The First Law of Thermodynamics

• The equation that we just found in the example is the mathematical description of the First Law of Thermodynamics. (ΔU = Q − W ) 

• The first law is basically just a restatement of the conservation of energy for a specific thermodynamic process.

• Each of the quantities in the equation can be either positive or negative, but what does their sign mean?
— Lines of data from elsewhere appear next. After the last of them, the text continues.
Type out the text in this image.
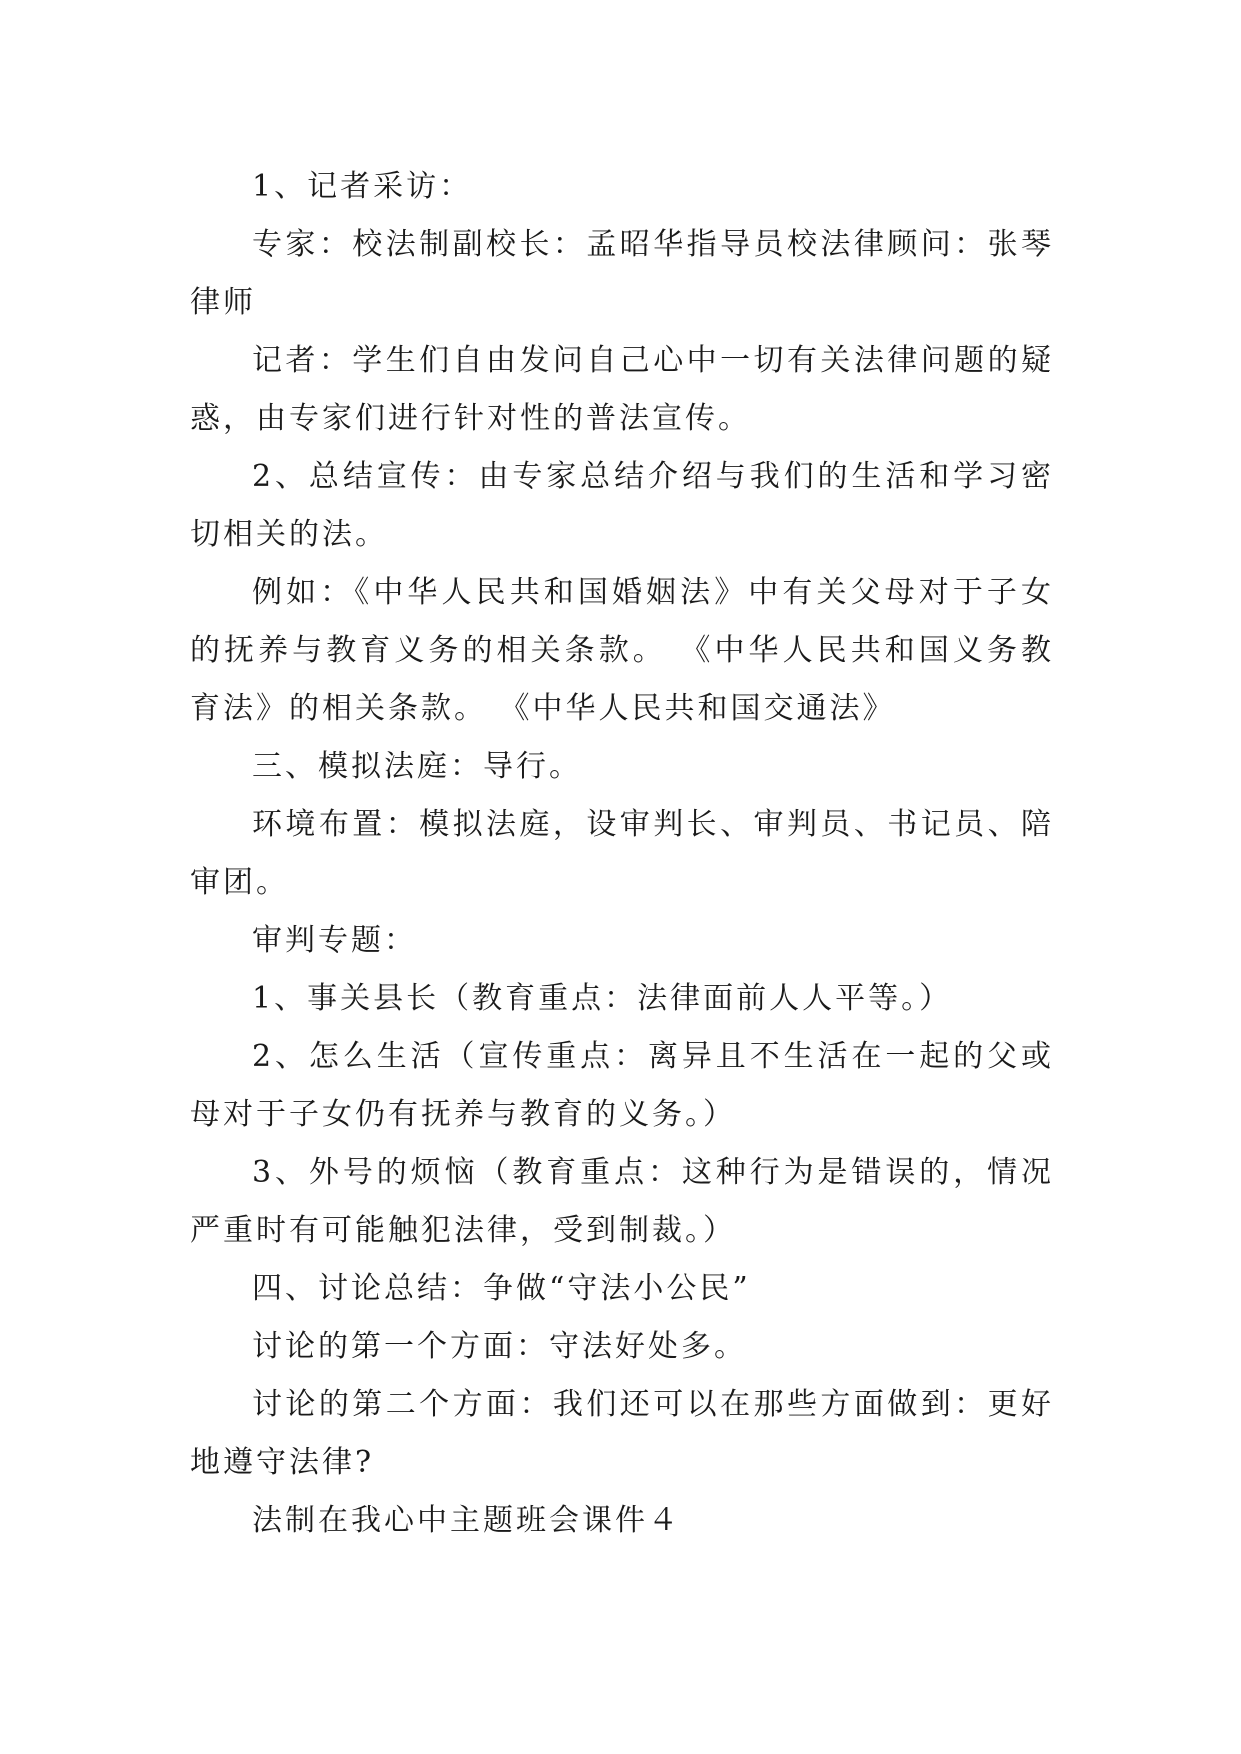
1、记者采访：

专家：校法制副校长：孟昭华指导员校法律顾问：张琴律师

记者：学生们自由发问自己心中一切有关法律问题的疑惑，由专家们进行针对性的普法宣传。

2、总结宣传：由专家总结介绍与我们的生活和学习密切相关的法。

例如：《中华人民共和国婚姻法》中有关父母对于子女的抚养与教育义务的相关条款。 《中华人民共和国义务教育法》的相关条款。 《中华人民共和国交通法》

三、模拟法庭：导行。

环境布置：模拟法庭，设审判长、审判员、书记员、陪审团。

审判专题：

1、事关县长（教育重点：法律面前人人平等。）

2、怎么生活（宣传重点：离异且不生活在一起的父或母对于子女仍有抚养与教育的义务。）

3、外号的烦恼（教育重点：这种行为是错误的，情况严重时有可能触犯法律，受到制裁。）

四、讨论总结：争做“守法小公民”

讨论的第一个方面：守法好处多。

讨论的第二个方面：我们还可以在那些方面做到：更好地遵守法律?

法制在我心中主题班会课件４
Review Signs of Quantities

• Let's look at what the signs of the quantities of the First Law of Thermodynamics mean about the system:

• Do these make sense?

Four Thermodynamic Processes

• Now that we have learned the First Law of Thermodynamics, we want to use it to look at four types of thermodynamic processes.

• While we discuss these processes, take note of the names and their meaning to help you understand what is happening.

• You can then relate this to the variable that is held constant.

Isothermal Process

• In an isothermal process, temperature remains constant throughout the system.

• This implies that the internal energy is also constant, so ΔU = 0   

• This means that  Q = W  

• During an isothermal process, the piston moves slowly while the system is held in thermal contact with a heat reservoir at a fixed temperature.

Graph of Isothermal Process

• For an isothermal process, PV = constant. 

• This actually is derived from the ideal gas law  PV = nRT  

• Each point on the curve represents a specific value of the pressure and volume (the state of the system).

Isobaric Process

• An isobaric process is one in which the pressure remains constant throughout the system.

• The volume is allowed to change (expand or contract), and therefore the temperature will also change.

• As the internal energy changes, work is done by the system (expansion) or work is done on the system (compression).

• Therefore, none of the quantities in the first law of thermodynamics ever reduces to zero.

Graph of Isobaric Process

• If a system undergoes expansion, then it does work on its surroundings.

• This is represented by a horizontal line on a PV diagram.

• If the system undergoes compression (where the surroundings do work on the system) that's also represented by a horizontal line on the PV diagram.

• The only difference is that  V_i > V_f​ 

Isovolumetric Process

• An isovolumetric (sometimes called isometric or isochoric) process is one in which the volume remains constant throughout the system

• Since the volume is constant, W = 0   

• This means that  ΔU = Q  

• When heat is added to the system, the internal energy increases, and the pressure on the walls increases.

• If heat is removed from the system, internal energy decreases and the pressure on the walls decreases.

Graph of Isovolumetric Process

• In an isovolumetric process, the volume is kept constant and the pressure is allowed to vary.

• This leads to a vertical line on the PV graph.

• Since there is no change in volume, no work is done.

• The graph of an isovolumetric process can easily be confused with the graph of an isobaric process.

Adiabatic Process

• In an adiabatic process, no heat transfers into or out of the system.

• A system that expands under adiabatic conditions does positive work so the internal energy decreases along with the temperature.

• A system that contracts under adiabatic conditions does negative work so the internal energy increases along with the temperature.

• Mathematically:  ΔU = −W  

Graph of Adiabatic Process

• During an adiabatic process, no heat is allowed into or out of the system.

• This process follows a curve where PV = constant.

• In an adiabatic process, the pressure drops off more than in an isothermal process that occurs between the same two volumes.

• The adiabatic path is steeper because the gas loses internal energy as it does work.